The study says the Fund’s resources could be depleted by March 1, 2014 if refunds are paid and employer and employee contributions are not paid, or it could be depleted by Nov. 1, 2016 if the refunds are not paid and employee and employer contributions are paid.
Taitano and other lawmakers have reservations about these projections.
Rep. Richard Seman (R-Saipan) said lawmakers and the Fund’s consultant can spend the whole day discussing projections but at the end of the day, what matters the most is working on solutions to prolong the pension agency’s lifespan.
Taitano said the special committee is working on these solutions, and is encouraging the cooperation and input from stakeholders.
He said he’s aware that temporary benefit cuts may not be popular among retirees, but it’s one of the best ways to save the Fund. He also said his panel will work with the Commonwealth Development Authority and the Fund on the issue of floating a bond and reviewing the CNMI’s credit rating.

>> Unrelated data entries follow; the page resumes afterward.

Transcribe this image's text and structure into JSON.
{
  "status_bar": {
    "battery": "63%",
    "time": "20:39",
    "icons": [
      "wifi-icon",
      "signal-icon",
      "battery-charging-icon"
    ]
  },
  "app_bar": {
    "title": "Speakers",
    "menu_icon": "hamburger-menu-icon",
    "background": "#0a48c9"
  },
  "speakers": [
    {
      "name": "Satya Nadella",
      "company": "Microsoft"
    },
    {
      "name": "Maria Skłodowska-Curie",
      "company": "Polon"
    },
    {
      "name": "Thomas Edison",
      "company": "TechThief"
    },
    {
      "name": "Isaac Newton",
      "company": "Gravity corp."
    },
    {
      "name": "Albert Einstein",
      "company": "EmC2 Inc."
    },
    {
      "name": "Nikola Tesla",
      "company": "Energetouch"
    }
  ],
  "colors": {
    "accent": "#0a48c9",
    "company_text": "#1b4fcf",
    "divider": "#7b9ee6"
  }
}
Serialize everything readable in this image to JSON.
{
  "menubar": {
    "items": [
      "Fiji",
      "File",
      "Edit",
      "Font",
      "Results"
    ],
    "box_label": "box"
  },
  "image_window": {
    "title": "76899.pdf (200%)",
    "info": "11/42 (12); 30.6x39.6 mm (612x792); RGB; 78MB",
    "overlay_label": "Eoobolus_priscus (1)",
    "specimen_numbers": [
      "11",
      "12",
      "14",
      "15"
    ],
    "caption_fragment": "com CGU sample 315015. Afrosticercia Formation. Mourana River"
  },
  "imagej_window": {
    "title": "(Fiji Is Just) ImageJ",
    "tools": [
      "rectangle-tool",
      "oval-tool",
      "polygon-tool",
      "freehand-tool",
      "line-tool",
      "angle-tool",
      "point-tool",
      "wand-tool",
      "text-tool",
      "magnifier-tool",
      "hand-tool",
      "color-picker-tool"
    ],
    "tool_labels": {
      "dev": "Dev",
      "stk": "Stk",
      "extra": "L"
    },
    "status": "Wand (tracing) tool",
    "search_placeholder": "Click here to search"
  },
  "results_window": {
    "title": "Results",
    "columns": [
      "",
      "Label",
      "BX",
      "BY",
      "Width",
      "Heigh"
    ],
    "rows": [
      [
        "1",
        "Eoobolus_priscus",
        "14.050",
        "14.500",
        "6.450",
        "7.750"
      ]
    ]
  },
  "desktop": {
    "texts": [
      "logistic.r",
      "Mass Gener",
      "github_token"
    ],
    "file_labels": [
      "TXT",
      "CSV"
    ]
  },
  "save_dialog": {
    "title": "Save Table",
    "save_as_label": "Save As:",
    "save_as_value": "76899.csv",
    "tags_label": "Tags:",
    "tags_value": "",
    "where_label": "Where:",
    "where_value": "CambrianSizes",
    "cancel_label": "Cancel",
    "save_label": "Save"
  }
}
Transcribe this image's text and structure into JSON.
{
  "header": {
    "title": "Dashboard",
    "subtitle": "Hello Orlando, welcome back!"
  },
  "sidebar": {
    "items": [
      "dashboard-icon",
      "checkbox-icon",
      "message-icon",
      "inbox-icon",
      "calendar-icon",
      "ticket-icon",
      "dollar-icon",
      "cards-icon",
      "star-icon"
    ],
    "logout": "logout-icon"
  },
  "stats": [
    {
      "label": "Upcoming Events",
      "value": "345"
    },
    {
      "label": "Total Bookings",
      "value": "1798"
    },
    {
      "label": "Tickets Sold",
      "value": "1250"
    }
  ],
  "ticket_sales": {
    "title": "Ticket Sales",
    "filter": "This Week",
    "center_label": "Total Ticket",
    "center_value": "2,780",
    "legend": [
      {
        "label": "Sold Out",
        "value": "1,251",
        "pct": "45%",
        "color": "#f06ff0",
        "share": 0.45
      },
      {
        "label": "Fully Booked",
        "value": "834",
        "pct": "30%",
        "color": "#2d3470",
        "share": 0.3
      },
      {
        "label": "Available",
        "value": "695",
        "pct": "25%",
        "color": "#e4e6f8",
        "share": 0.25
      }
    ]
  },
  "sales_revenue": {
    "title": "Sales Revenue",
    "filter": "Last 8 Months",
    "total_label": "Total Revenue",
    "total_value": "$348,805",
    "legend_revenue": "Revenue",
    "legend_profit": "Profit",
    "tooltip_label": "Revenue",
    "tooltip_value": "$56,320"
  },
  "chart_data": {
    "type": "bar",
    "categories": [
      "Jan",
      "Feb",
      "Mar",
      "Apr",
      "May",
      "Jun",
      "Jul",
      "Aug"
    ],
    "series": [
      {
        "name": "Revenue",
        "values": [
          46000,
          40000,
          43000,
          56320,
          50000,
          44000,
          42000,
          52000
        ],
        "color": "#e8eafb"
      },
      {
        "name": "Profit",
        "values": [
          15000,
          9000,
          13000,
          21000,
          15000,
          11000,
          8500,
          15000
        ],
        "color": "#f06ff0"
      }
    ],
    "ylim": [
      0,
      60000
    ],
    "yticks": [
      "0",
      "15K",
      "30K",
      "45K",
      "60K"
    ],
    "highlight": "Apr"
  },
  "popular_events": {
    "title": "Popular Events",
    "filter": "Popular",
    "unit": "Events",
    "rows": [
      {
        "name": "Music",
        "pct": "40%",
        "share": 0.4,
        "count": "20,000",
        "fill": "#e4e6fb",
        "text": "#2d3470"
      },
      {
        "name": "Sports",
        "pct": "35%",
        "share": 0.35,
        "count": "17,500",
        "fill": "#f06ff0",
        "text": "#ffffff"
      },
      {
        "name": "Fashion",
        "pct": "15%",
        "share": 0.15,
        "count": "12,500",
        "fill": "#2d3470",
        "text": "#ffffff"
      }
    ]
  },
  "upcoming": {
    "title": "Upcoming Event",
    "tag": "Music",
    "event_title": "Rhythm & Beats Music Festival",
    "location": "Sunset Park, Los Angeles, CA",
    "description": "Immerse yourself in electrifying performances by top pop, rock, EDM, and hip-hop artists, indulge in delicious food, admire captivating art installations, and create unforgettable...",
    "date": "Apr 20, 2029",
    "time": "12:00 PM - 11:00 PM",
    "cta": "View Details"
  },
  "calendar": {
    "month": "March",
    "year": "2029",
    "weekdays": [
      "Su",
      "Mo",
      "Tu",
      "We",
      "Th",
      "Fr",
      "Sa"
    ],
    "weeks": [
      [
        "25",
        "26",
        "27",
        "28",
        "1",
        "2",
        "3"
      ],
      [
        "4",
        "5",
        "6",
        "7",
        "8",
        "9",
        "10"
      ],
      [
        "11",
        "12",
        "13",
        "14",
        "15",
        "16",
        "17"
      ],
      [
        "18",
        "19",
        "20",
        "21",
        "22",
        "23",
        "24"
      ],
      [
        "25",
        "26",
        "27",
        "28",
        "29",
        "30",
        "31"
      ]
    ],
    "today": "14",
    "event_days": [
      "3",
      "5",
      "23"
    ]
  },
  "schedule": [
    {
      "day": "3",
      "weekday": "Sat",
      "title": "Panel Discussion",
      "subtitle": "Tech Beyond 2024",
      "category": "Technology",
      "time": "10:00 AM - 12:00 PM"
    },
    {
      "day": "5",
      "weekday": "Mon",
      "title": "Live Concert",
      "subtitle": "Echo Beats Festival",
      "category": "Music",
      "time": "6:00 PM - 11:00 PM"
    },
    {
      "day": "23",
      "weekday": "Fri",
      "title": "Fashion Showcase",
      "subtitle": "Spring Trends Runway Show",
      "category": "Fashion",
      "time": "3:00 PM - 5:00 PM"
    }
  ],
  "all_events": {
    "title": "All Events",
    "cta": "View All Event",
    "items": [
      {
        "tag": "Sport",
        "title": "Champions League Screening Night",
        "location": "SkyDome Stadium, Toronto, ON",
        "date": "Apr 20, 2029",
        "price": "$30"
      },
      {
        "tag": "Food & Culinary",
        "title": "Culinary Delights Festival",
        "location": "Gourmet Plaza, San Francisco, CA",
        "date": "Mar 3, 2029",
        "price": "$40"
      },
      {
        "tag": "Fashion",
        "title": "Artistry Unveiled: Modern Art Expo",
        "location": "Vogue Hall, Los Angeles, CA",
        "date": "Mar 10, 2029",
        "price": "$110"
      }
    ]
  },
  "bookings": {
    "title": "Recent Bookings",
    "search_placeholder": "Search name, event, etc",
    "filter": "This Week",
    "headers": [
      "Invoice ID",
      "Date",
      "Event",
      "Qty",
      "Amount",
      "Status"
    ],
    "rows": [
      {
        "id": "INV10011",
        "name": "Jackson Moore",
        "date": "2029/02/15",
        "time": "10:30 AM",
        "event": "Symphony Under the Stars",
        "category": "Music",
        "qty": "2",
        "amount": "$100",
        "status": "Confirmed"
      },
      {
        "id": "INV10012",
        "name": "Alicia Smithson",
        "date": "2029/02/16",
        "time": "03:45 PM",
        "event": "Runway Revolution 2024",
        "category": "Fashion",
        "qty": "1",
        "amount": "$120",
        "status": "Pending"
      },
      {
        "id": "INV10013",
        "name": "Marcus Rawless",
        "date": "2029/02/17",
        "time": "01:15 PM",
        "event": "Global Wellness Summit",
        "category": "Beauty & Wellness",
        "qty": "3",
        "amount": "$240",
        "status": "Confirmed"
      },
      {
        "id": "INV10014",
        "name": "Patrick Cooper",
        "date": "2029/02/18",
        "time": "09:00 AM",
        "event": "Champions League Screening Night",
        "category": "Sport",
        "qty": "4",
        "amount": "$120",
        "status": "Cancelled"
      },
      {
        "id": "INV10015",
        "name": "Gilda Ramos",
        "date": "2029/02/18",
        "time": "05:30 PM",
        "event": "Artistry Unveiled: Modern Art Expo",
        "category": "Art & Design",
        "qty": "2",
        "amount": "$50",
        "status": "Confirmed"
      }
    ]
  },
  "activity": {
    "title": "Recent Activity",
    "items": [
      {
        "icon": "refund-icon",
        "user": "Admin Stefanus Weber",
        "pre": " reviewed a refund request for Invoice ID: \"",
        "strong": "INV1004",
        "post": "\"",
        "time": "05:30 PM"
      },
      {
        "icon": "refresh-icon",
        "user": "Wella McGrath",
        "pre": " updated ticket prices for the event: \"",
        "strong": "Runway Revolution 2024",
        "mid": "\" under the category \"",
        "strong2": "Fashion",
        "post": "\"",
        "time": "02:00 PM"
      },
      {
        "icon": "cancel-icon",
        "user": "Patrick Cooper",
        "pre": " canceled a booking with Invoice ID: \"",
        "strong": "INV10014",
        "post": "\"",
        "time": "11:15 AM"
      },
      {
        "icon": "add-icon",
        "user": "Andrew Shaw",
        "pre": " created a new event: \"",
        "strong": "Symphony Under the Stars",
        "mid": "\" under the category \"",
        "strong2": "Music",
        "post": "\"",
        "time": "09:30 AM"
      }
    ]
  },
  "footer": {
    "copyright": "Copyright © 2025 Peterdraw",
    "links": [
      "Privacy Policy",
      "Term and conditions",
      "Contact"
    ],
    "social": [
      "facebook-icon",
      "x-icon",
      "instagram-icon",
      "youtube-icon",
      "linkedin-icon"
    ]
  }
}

House and Senate members took turns asking Porter of Buck Consultants during yesterday’s presentation. However, the presentation and question-and-answer came and went without a unified position from lawmakers on how to deal with the Fund crisis.
Besides Taitano, the other members of the House Special Committee on Fund issues are Floor Leader Ralph Demapan (Cov-Saipan), and Reps. Tony Sablan (IR-Saipan), Ray Tebuteb (IR-Saipan), Cris Leon Guerrero (Cov-Saipan), Tony Agulto (IR-Saipan), and Larry Deleon Guerrero (IR-Saipan).
Taitano said another proposal is to cut disability benefits—by having these Fund members refund their contributions to the pension agency and go to the Social Security Administration instead for supplementary security income eligibility.